I would look into removing the water heights by using a different dataset (water bodies borders?).

I know that here in the Netherlands, the classifying of water bodies is done partially manually.

Alternitavly you could try some of the LAS custom transformers from the FME hub

Hope this helps.

Badge +4
Water surfaces are indeed tricky on Lidar data caused, as you mentionned, by reflection and absorption.

 

However, in addition to geospatial information, intensity values of returned signal are also sensed by lidar. You can either have a NaN (nodata) value due to specular reflexion leading to an absence (or low) of returned signal or, in some cases, a very high value (reaching saturation thershold) due to a complete reflexion on water surface (see this ref).

 

So I suggest that you use this source of information to clean up your data and get an good approximate of water bodies delineation. Mabye an additional filter could be nescessary since some salt pepper effect could result from remote sensing.

 

 

Badge +6

You could tile your lidar and use PointCloudStatisticsCalculator to determine the lowest elevation per tile.

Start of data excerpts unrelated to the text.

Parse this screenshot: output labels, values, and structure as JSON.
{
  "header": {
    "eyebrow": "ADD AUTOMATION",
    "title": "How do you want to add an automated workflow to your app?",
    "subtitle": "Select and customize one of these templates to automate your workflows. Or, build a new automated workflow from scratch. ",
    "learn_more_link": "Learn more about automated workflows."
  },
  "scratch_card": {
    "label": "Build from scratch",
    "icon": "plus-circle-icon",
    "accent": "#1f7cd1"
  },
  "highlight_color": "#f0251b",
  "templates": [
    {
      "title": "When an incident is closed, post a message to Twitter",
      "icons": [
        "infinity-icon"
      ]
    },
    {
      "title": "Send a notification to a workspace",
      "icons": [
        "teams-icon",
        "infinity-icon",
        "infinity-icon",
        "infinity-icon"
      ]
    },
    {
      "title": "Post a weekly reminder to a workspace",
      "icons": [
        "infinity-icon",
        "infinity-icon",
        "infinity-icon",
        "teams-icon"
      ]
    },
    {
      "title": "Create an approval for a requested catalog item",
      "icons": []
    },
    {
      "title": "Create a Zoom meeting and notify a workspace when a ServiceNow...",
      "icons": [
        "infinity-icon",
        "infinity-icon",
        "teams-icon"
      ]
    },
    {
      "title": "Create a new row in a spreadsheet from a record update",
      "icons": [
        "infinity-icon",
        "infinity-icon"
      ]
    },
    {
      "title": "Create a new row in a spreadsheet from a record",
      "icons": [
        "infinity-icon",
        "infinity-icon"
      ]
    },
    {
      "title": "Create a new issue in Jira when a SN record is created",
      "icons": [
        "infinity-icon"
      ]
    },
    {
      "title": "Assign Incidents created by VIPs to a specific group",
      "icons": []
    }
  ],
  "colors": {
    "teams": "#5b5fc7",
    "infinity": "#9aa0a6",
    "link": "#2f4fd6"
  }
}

Or you cloud follow an approach like this:

1. group your lidar points onto a grid such as 3m x 3m grid (depending on available density) using a PointCloudExpressionEvaluator with the floor function.

2. Use a PointCloudSorter to sort points ascending followed by a PointCloudMerger to combine all the points into one stack per cell.

3. Finally the NumericRasterizer can be used to convert the point cloud to a raster using the lowest values per cell from the sort.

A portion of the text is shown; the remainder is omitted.